Well known children’s writer, Janet Lunn of Hillier, has taken on a new role as chairman of the Writer’s Union of Canada.
It will be the first time that a children’s writer is chairman, and will mean Mrs. Lunn’s current book and another she has already started (in her mind at least), will be on the back burner for the next year.
Dividing her time between her 130-year-old farmhouse at Hillier and an apartment in Toronto where she works, keeps the world of writing at her fingertips.
First and foremost on Mrs. Lunn’s list of priorities with the writer’s union is her driving ambition to make the public aware of the fact that writers are important for what she calls “our sense of ourselves as Canadians.”
The campaign to help writers financially is being called the battle for payment for public use. Writers subsidize places like libraries, the government doesn’t, she explained.
Once a book is sold to a library, the writer receives no more compensation. It can be read and reread by anyone making use of the facility.
The average salary of a writer in Canada is $5,000 annually, she points out. “We get 10 cents on every $10 when we sell a book,” she explained.
Writers today can’t live on what they earn, she said.
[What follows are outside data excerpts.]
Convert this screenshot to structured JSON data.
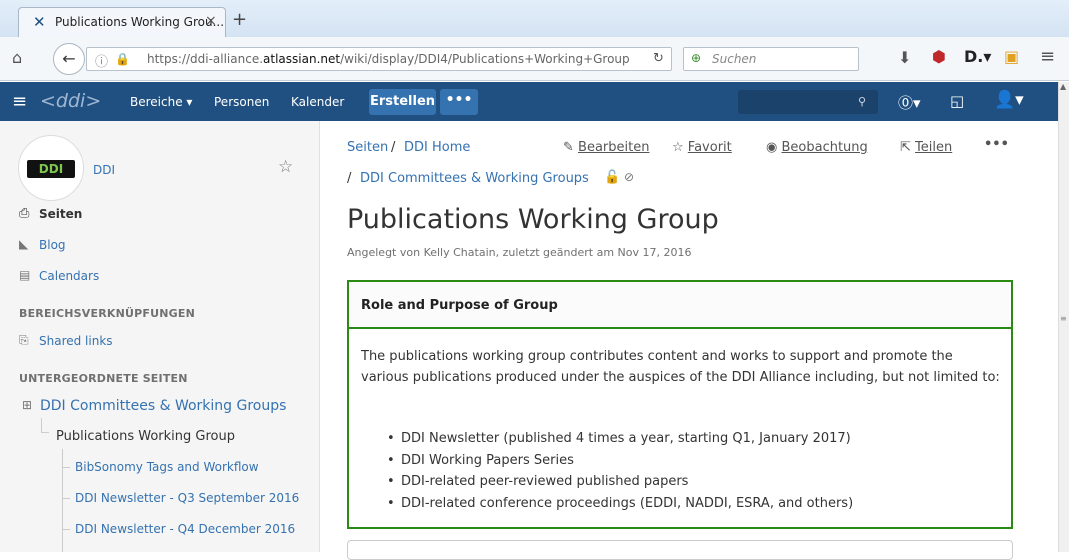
{
  "browser": {
    "tab_title": "Publications Working Grou...",
    "tab_close": "×",
    "new_tab": "+",
    "url_prefix": "https://ddi-alliance.",
    "url_domain": "atlassian.net",
    "url_path": "/wiki/display/DDI4/Publications+Working+Group",
    "search_placeholder": "Suchen"
  },
  "header": {
    "logo": "<ddi>",
    "nav": [
      "Bereiche ▾",
      "Personen",
      "Kalender"
    ],
    "create_label": "Erstellen",
    "more_label": "•••"
  },
  "sidebar": {
    "space_name": "DDI",
    "logo_text": "DDI",
    "main_links": [
      "Seiten",
      "Blog",
      "Calendars"
    ],
    "shortcuts_heading": "BEREICHSVERKNÜPFUNGEN",
    "shared_links": "Shared links",
    "children_heading": "UNTERGEORDNETE SEITEN",
    "tree_parent": "DDI Committees & Working Groups",
    "tree_current": "Publications Working Group",
    "tree_children": [
      "BibSonomy Tags and Workflow",
      "DDI Newsletter - Q3 September 2016",
      "DDI Newsletter - Q4 December 2016"
    ]
  },
  "content": {
    "breadcrumb_1": "Seiten",
    "breadcrumb_sep": "/",
    "breadcrumb_2": "DDI Home",
    "breadcrumb_3": "DDI Committees & Working Groups",
    "actions": {
      "edit": "Bearbeiten",
      "favorite": "Favorit",
      "watch": "Beobachtung",
      "share": "Teilen",
      "more": "•••"
    },
    "title": "Publications Working Group",
    "byline": "Angelegt von Kelly Chatain, zuletzt geändert am Nov 17, 2016",
    "panel": {
      "heading": "Role and Purpose of Group",
      "body": "The publications working group contributes content and works to support and promote the various publications produced under the auspices of the DDI Alliance including, but not limited to:",
      "items": [
        "DDI Newsletter (published 4 times a year, starting Q1, January 2017)",
        "DDI Working Papers Series",
        "DDI-related peer-reviewed published papers",
        "DDI-related conference proceedings (EDDI, NADDI, ESRA, and others)"
      ]
    }
  },
  "colors": {
    "header_bg": "#205081",
    "button_bg": "#3572b0",
    "panel_border": "#2a8a12",
    "link": "#3572b0"
  }
}
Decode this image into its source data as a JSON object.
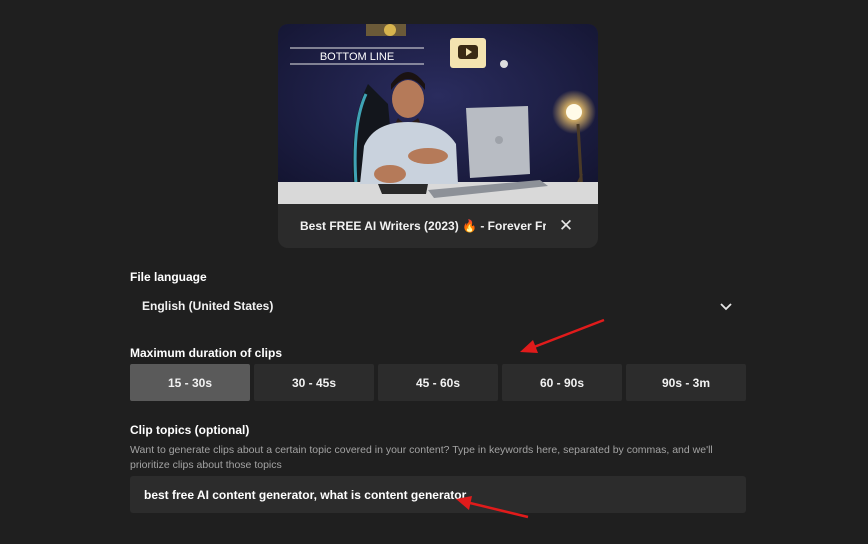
{
  "video": {
    "thumbnail_caption": "BOTTOM LINE",
    "title": "Best FREE AI Writers (2023) 🔥 - Forever Fr...",
    "close_icon": "close-icon"
  },
  "file_language": {
    "label": "File language",
    "value": "English (United States)",
    "icon": "chevron-down-icon"
  },
  "duration": {
    "label": "Maximum duration of clips",
    "options": [
      "15 - 30s",
      "30 - 45s",
      "45 - 60s",
      "60 - 90s",
      "90s - 3m"
    ],
    "selected": "15 - 30s"
  },
  "topics": {
    "label": "Clip topics (optional)",
    "help": "Want to generate clips about a certain topic covered in your content? Type in keywords here, separated by commas, and we'll prioritize clips about those topics",
    "value": "best free AI content generator, what is content generator"
  },
  "colors": {
    "background": "#1f1f1f",
    "button": "#2c2c2c",
    "selected_button": "#5a5a5a",
    "annotation_arrow": "#e01b1b"
  }
}
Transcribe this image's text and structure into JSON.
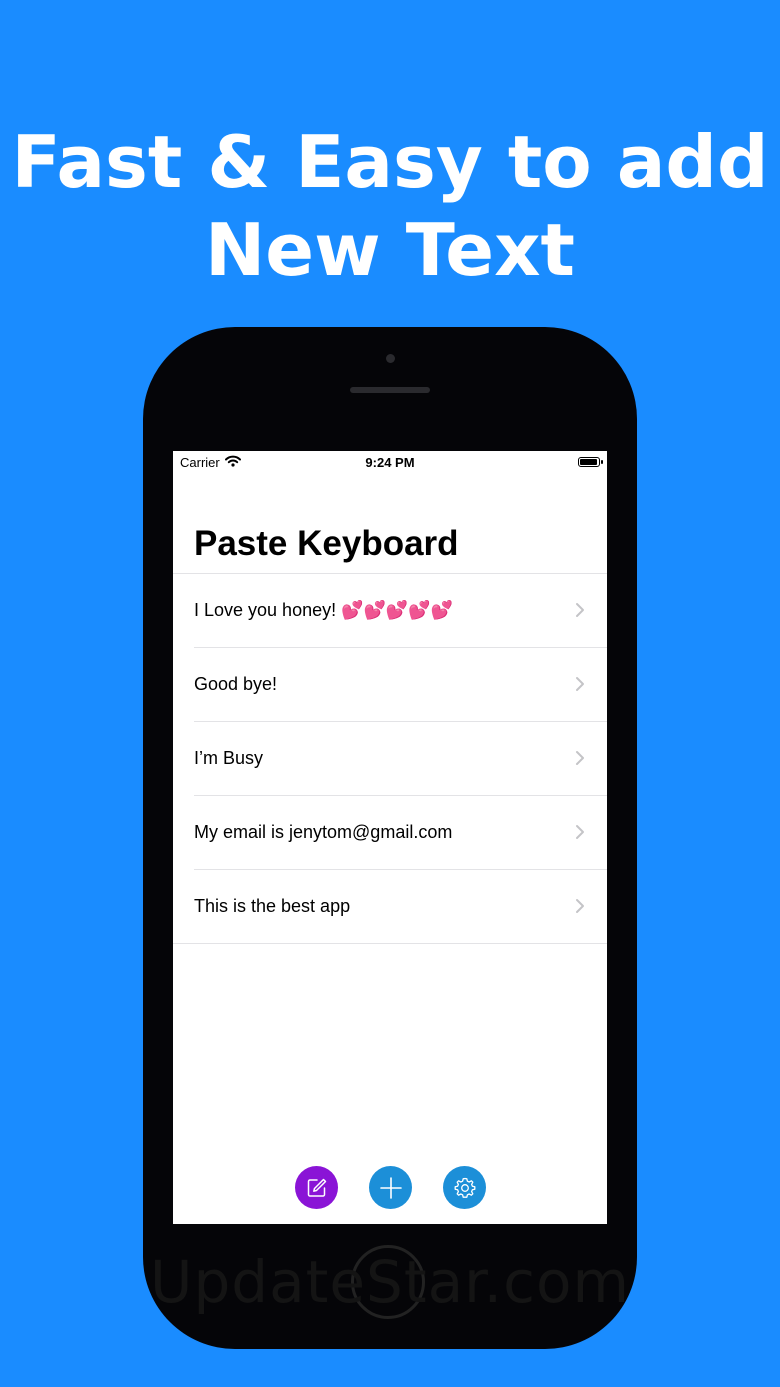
{
  "headline": {
    "line1": "Fast & Easy to add",
    "line2": "New Text"
  },
  "watermark": "UpdateStar.com",
  "status_bar": {
    "carrier": "Carrier",
    "time": "9:24 PM"
  },
  "app": {
    "title": "Paste Keyboard",
    "items": [
      {
        "label": "I Love you honey! 💕💕💕💕💕"
      },
      {
        "label": "Good bye!"
      },
      {
        "label": "I’m Busy"
      },
      {
        "label": "My email is jenytom@gmail.com"
      },
      {
        "label": "This is the best app"
      }
    ],
    "toolbar": {
      "edit_icon": "edit-icon",
      "add_icon": "plus-icon",
      "settings_icon": "gear-icon"
    }
  },
  "colors": {
    "background": "#1a8cff",
    "edit_button": "#8a14d6",
    "action_button": "#1c8fd8"
  }
}
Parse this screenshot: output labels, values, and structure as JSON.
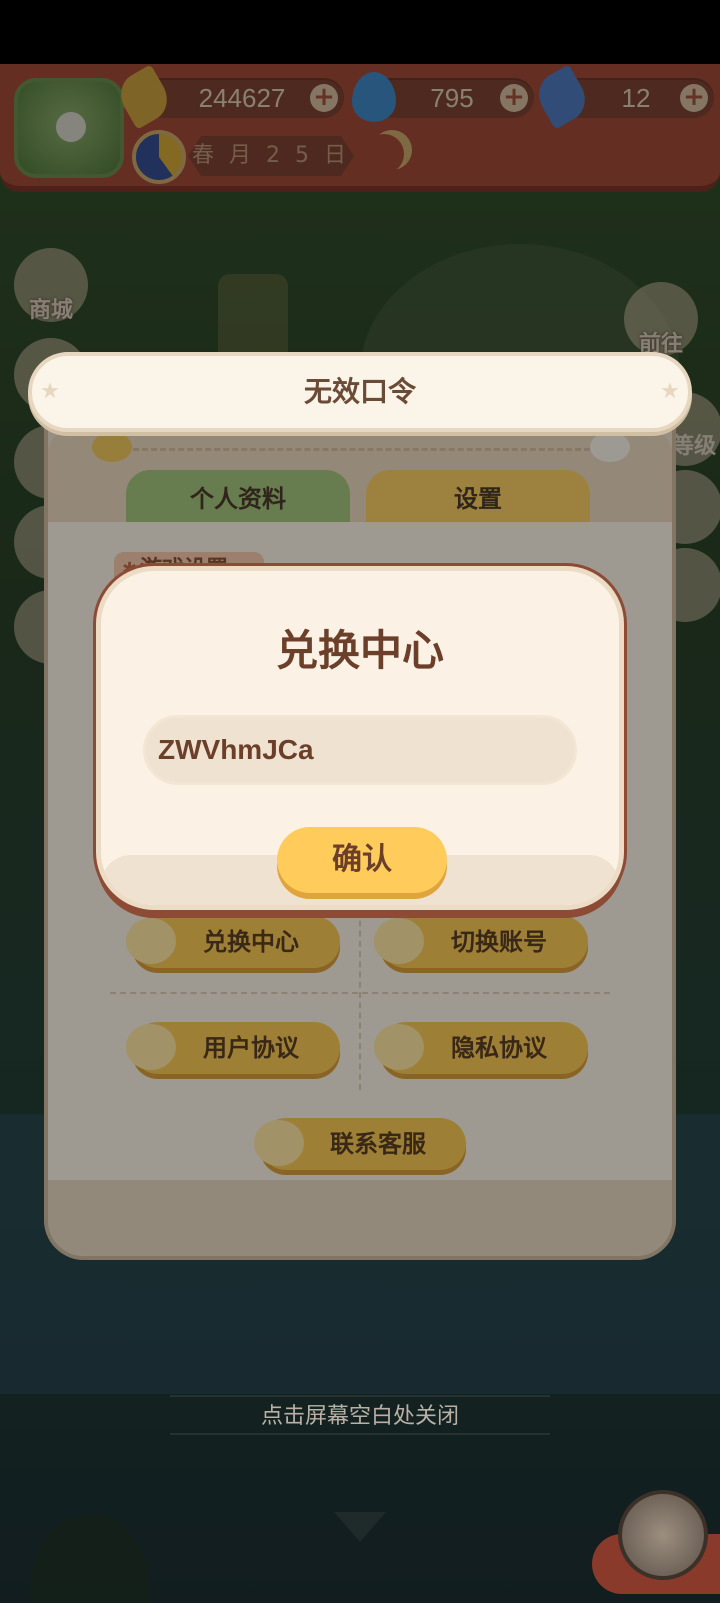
{
  "hud": {
    "bananas": "244627",
    "gems": "795",
    "tickets": "12",
    "date": "春 月 2 5 日"
  },
  "side_buttons": {
    "shop": "商城",
    "goto": "前往",
    "level_partial": "等级"
  },
  "panel": {
    "tab_profile": "个人资料",
    "tab_settings": "设置",
    "section": "游戏设置",
    "redeem_center": "兑换中心",
    "switch_account": "切换账号",
    "user_agreement": "用户协议",
    "privacy_agreement": "隐私协议",
    "contact_support": "联系客服"
  },
  "toast": {
    "message": "无效口令"
  },
  "dialog": {
    "title": "兑换中心",
    "input_value": "ZWVhmJCa",
    "confirm": "确认"
  },
  "close_hint": "点击屏幕空白处关闭",
  "colors": {
    "hud_bg": "#b8543e",
    "accent_yellow": "#ffcb5a",
    "dialog_bg": "#fbf2e5",
    "text_brown": "#6b3f2a"
  },
  "icons": [
    "banana-icon",
    "fire-icon",
    "ticket-icon",
    "clock-icon",
    "moon-icon",
    "star-icon",
    "paw-icon",
    "collapse-icon",
    "yarn-icon"
  ]
}
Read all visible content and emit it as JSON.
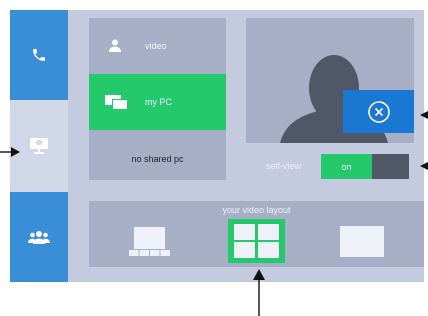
{
  "rail": {
    "items": [
      {
        "icon": "phone-icon",
        "active": true
      },
      {
        "icon": "screen-share-icon",
        "active": false
      },
      {
        "icon": "group-icon",
        "active": true
      }
    ]
  },
  "share": {
    "options": [
      {
        "label": "video",
        "icon": "person-icon"
      },
      {
        "label": "my PC",
        "icon": "pc-windows-icon",
        "selected": true
      }
    ],
    "empty_text": "no shared pc"
  },
  "video": {
    "preview_icon": "silhouette-icon",
    "close_icon": "close-circle-icon"
  },
  "self_view": {
    "label": "self-view",
    "state": "on"
  },
  "layout": {
    "title": "your video layout",
    "options": [
      {
        "icon": "layout-filmstrip-icon"
      },
      {
        "icon": "layout-grid-icon",
        "selected": true
      },
      {
        "icon": "layout-single-icon"
      }
    ]
  },
  "colors": {
    "accent_blue": "#3a8ed8",
    "selected_green": "#23c96b",
    "panel_bg": "#c4cbde",
    "card_bg": "#a7afc6"
  }
}
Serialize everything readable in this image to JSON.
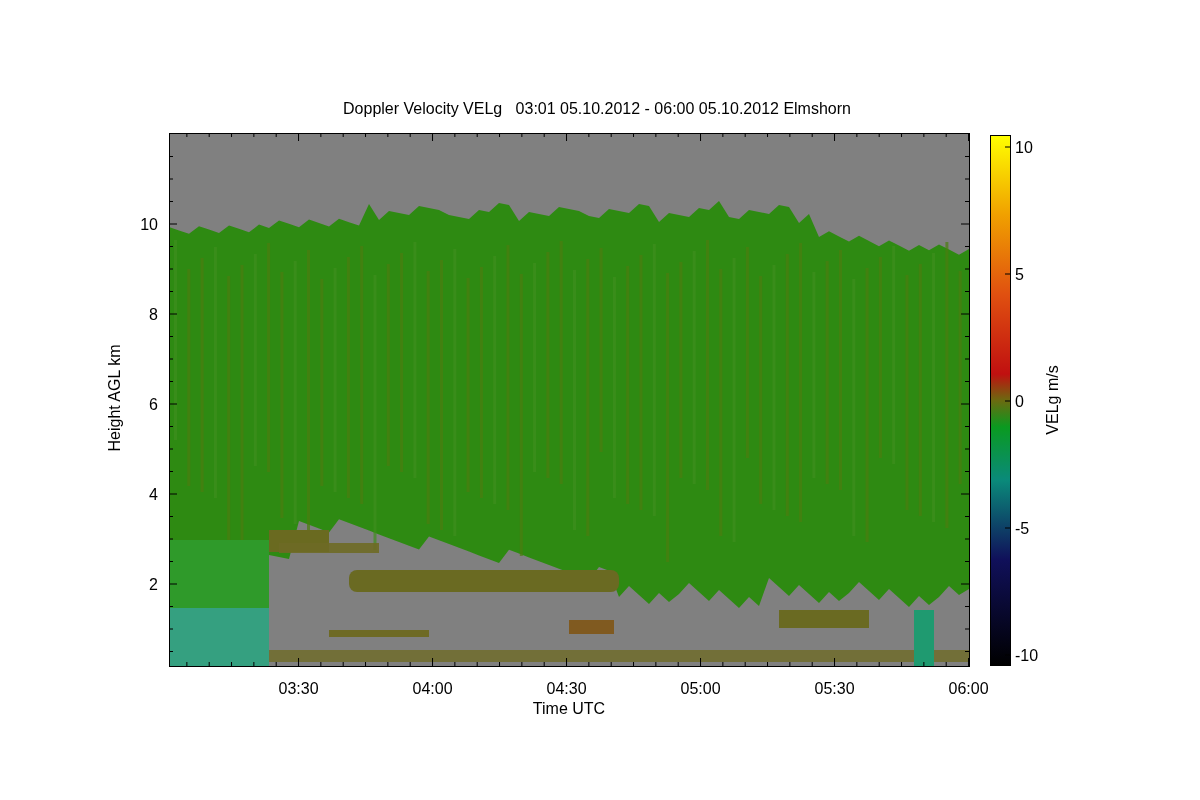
{
  "title": "Doppler Velocity VELg   03:01 05.10.2012 - 06:00 05.10.2012 Elmshorn",
  "y_axis": {
    "label": "Height AGL km",
    "ticks": [
      "10",
      "8",
      "6",
      "4",
      "2"
    ]
  },
  "x_axis": {
    "label": "Time UTC",
    "ticks": [
      "03:30",
      "04:00",
      "04:30",
      "05:00",
      "05:30",
      "06:00"
    ]
  },
  "colorbar": {
    "label": "VELg m/s",
    "ticks": [
      "10",
      "5",
      "0",
      "-5",
      "-10"
    ]
  }
}
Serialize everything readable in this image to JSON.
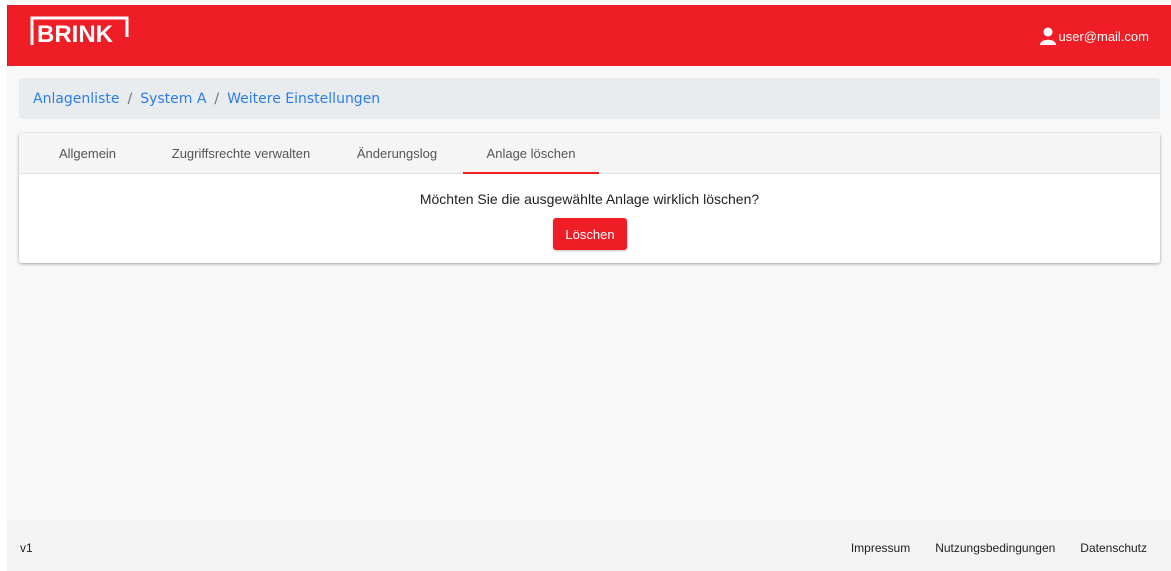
{
  "header": {
    "logo_text": "BRINK",
    "user_email": "user@mail.com",
    "user_icon": "user-icon"
  },
  "breadcrumb": {
    "items": [
      "Anlagenliste",
      "System A",
      "Weitere Einstellungen"
    ],
    "separator": "/"
  },
  "tabs": [
    {
      "label": "Allgemein",
      "active": false
    },
    {
      "label": "Zugriffsrechte verwalten",
      "active": false
    },
    {
      "label": "Änderungslog",
      "active": false
    },
    {
      "label": "Anlage löschen",
      "active": true
    }
  ],
  "delete_panel": {
    "question": "Möchten Sie die ausgewählte Anlage wirklich löschen?",
    "button_label": "Löschen"
  },
  "footer": {
    "version": "v1",
    "links": [
      "Impressum",
      "Nutzungsbedingungen",
      "Datenschutz"
    ]
  },
  "colors": {
    "brand": "#ee1d26",
    "link": "#2b7de9",
    "breadcrumb_bg": "#e9ecef"
  }
}
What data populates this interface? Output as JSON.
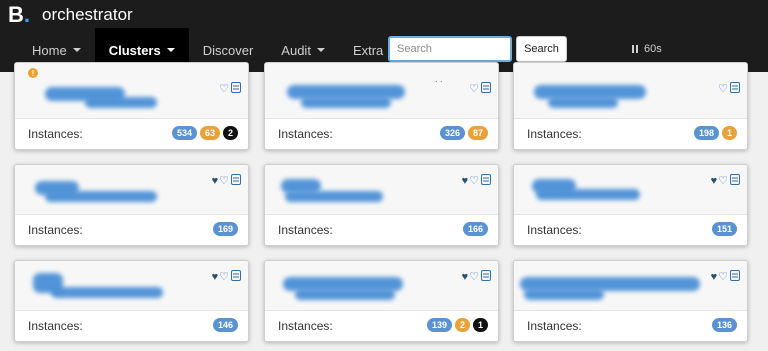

Their alternatives are to either work at two jobs, one with a guaranteed regular income, or to gain support from a spouse who is earning a salary.
“People seem to think writers are glamorous and rich,” said Mrs. Lunn with a smile.
In the short term the people who are revered are the rich, but in the long term “the people we remember are the great artists,” said Mrs. Lunn.
For Mrs. Lunn, writing is work, not a hobby. She has written four books. In addition to The Twelve Dancing Princesses and The Root Cellar, she has written Double Spell (a mystery) and Larger Than Life (a history).